Abstract Syntax Trees (AST)
An abstract syntax trees (AST) is a tree-like data structure that represents code in a syntactical structure. They are powerful because they encode both control flow and data dependency, and can be modified easily without risking to break other surrounding code in a function body. Therefore, abstract syntax trees are used in various types of program analysis and program transformation systems, such as (de)compilation and (de)obfuscation of code.
Construction
To construct an AST usingv Echo's built-in AST builder, you will first need a control flow graph (see Graph Construction).
Then, a IPurityClassifier<TInstruction>
is required that is able to infer whether instructions may produce side-effects or not.
As every instruction set is different, these are platform specific (e.g., for the CIL platform there is a CilPurityClassifier
class).
Using the classifier, it is possible to lift the control flow graph into a new control flow graph consisting of blocks that contain expression trees as opposed to individual instructions.
using Echo.Ast.Construction;
ControlFlowGraph<TInstruction> cfg = ...;
IPurityClassifier<TInstruction> classifier = ...;
var liftedCfg = cfg.Lift(classifier);
This turns a control flow graph that looks like:
into a graph that looks like:
To create a single rooted AST that represents the entire function body as a single syntactical tree structure, we can lift the AST control flow graph into a single compilation unit using the ToCompilationUnit
extension method:
var root = liftedCfg.ToCompilationUnit();
This creates a structure that looks like the following:
Or in textual form:
{
{
bge.s IL_0008(ldarg.0(), ldc.i4.0());
}
{
starg.s System.Int32 A_0(neg(ldarg.0()));
}
{
ret(ldarg.0());
}
}
AST Node Types
Echo distinguishes between statements and expressions in the AST. Statements are individual nodes that make up blocks of code executed in sequence.

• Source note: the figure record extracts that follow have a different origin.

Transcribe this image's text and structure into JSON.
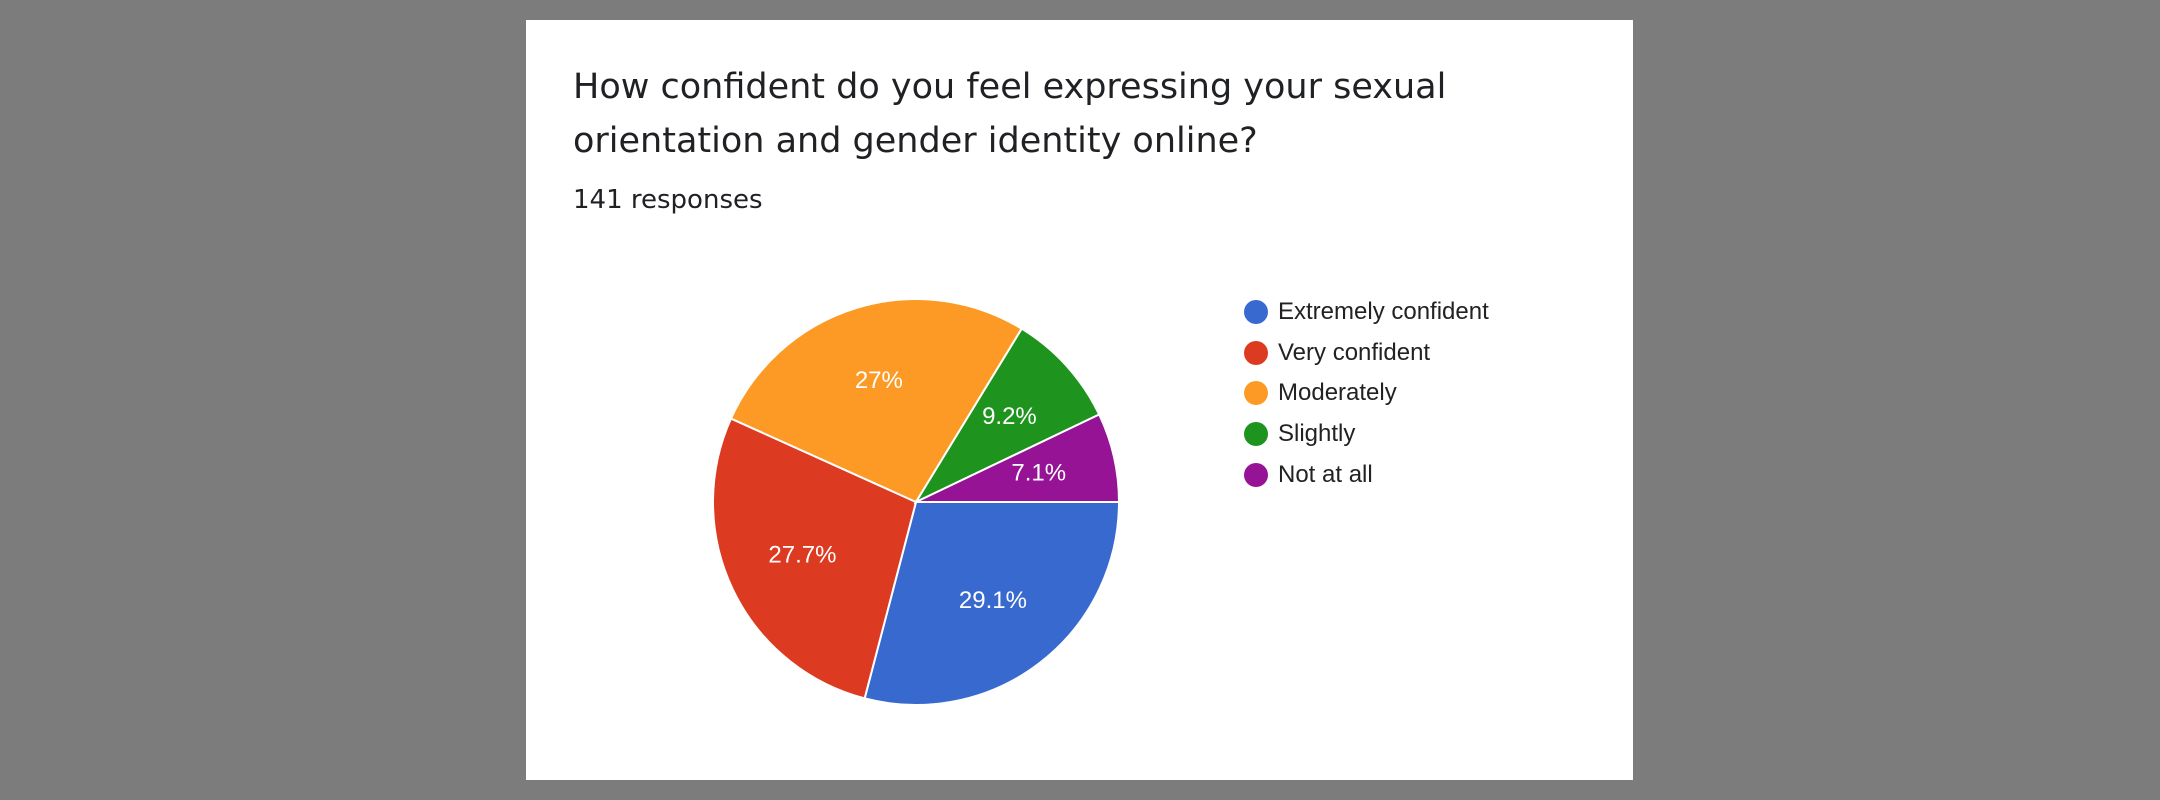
{
  "card": {
    "title": "How confident do you feel expressing your sexual orientation and gender identity online?",
    "responses": "141 responses"
  },
  "chart_data": {
    "type": "pie",
    "title": "How confident do you feel expressing your sexual orientation and gender identity online?",
    "subtitle": "141 responses",
    "legend_position": "right",
    "categories": [
      "Extremely confident",
      "Very confident",
      "Moderately",
      "Slightly",
      "Not at all"
    ],
    "values": [
      29.1,
      27.7,
      27.0,
      9.2,
      7.1
    ],
    "labels": [
      "29.1%",
      "27.7%",
      "27%",
      "9.2%",
      "7.1%"
    ],
    "colors": [
      "#3869cf",
      "#dc3a21",
      "#fd9a26",
      "#1e941e",
      "#961396"
    ]
  }
}
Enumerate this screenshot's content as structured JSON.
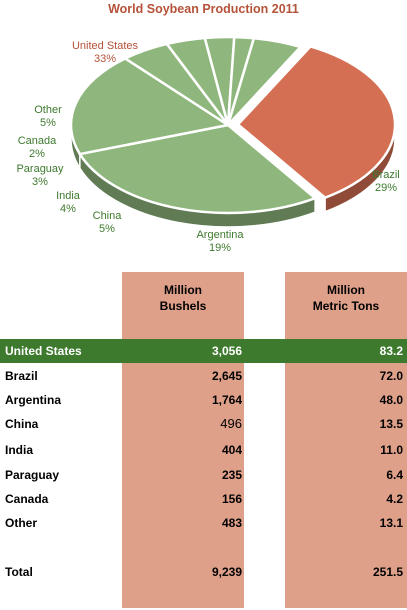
{
  "chart_data": {
    "type": "pie",
    "title": "World Soybean Production 2011",
    "slices": [
      {
        "label": "United States",
        "pct": "33%",
        "value": 33,
        "color": "#d46f53"
      },
      {
        "label": "Brazil",
        "pct": "29%",
        "value": 29,
        "color": "#8fb77d"
      },
      {
        "label": "Argentina",
        "pct": "19%",
        "value": 19,
        "color": "#8fb77d"
      },
      {
        "label": "China",
        "pct": "5%",
        "value": 5,
        "color": "#8fb77d"
      },
      {
        "label": "India",
        "pct": "4%",
        "value": 4,
        "color": "#8fb77d"
      },
      {
        "label": "Paraguay",
        "pct": "3%",
        "value": 3,
        "color": "#8fb77d"
      },
      {
        "label": "Canada",
        "pct": "2%",
        "value": 2,
        "color": "#8fb77d"
      },
      {
        "label": "Other",
        "pct": "5%",
        "value": 5,
        "color": "#8fb77d"
      }
    ]
  },
  "table": {
    "col1_header": [
      "Million",
      "Bushels"
    ],
    "col2_header": [
      "Million",
      "Metric Tons"
    ],
    "rows": [
      {
        "name": "United States",
        "bushels": "3,056",
        "tons": "83.2",
        "highlight": true
      },
      {
        "name": "Brazil",
        "bushels": "2,645",
        "tons": "72.0"
      },
      {
        "name": "Argentina",
        "bushels": "1,764",
        "tons": "48.0"
      },
      {
        "name": "China",
        "bushels": "496",
        "tons": "13.5"
      },
      {
        "name": "India",
        "bushels": "404",
        "tons": "11.0"
      },
      {
        "name": "Paraguay",
        "bushels": "235",
        "tons": "6.4"
      },
      {
        "name": "Canada",
        "bushels": "156",
        "tons": "4.2"
      },
      {
        "name": "Other",
        "bushels": "483",
        "tons": "13.1"
      },
      {
        "name": "Total",
        "bushels": "9,239",
        "tons": "251.5"
      }
    ]
  }
}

Expressions are individual building blocks that make up statements.
The following statement types are available:
Type | Description | Example |
---|---|---|
ExpressionStatement |
An expression wrapped into a statement. | op(a, b); |
AssignmentStatement |
An assignment of a value to one or more variables. | x, y = op(...); |
PhiStatement |
A statement merging multiple SSA variables into one. | x = φ(v1, v2) |
BlockStatement |
A scope block consisting of one or more statements. | { op1(); op2(); ... } |
ExceptionHandlerStatement |
An exception handler block. | try { ... } catch { ... } |
The following expression types are available:
Type | Description | Example |
---|---|---|
InstructionExpression |
An instruction with zero or more arguments. | op(a, b) |
VariableExpression |
A reference to a variable | x |
The root of every AST is represented by a CompilationUnit
.
It exposes the root scope of the code, and is neither a statement nor an expression and thus cannot be added to any other statement or other compilation unit.
Traversing AST Nodes
The AST API implements the visitor pattern.
Once a CompilationUnit<TInstruction>
is constructed, it can be traversed using the IAstVisitor<TInstruction>
or IAstListener<TInstruction>
interface, which defines methods for each type of node that might appear in an AST.
class MyListener : AstNodeListener<TInstruction>
{
public virtual void EnterBlockStatement(BlockStatement<TInstruction> statement)
{
Console.WriteLine("Entering scope...");
}
public virtual void ExitBlockStatement(BlockStatement<TInstruction> statement)
{
Console.WriteLine("Leaving scope...");
}
public virtual void EnterInstructionExpression(InstructionExpression<TInstruction> expression)
{
Console.WriteLine($"Entering {expression}...");
}
public virtual void ExitInstructionExpression(InstructionExpression<TInstruction> expression)
{
Console.WriteLine($"Exiting {expression}...");
}
/* ... */
}
An AstNodeWalker
could then be used in conjuction with such a listener to fully traverse the AST and operate:
CompilationUnit<TInstruction> root = ...;
AstNodeWalker.Walk(new MyListener(), root);
Cross-Referencing Variables
The AST keeps track of all reads and writes to variables. This can be used to cross-referenced a variable and see where it is being used and/or written in a function body.
The following code iterates over all expressions that use a variable, and all statements that write to it.
CompilationUnit<TInstruction> root = ...;
VariableExpression<TInstruction> expression = ...;
foreach (var use in expression.Variable.GetIsUsedBy(root))
{
Console.WriteLine($"Variable {expression.Variable.Name} is used in '{use.Parent}'");
}
foreach (var definition in expression.Variable.GetIsWrittenBy(root))
{
Console.WriteLine($"Variable {expression.Variable.Name} is written by '{definition}'");
}
Note
When updating the AST, the cross-references are automatically updated in the AST as well.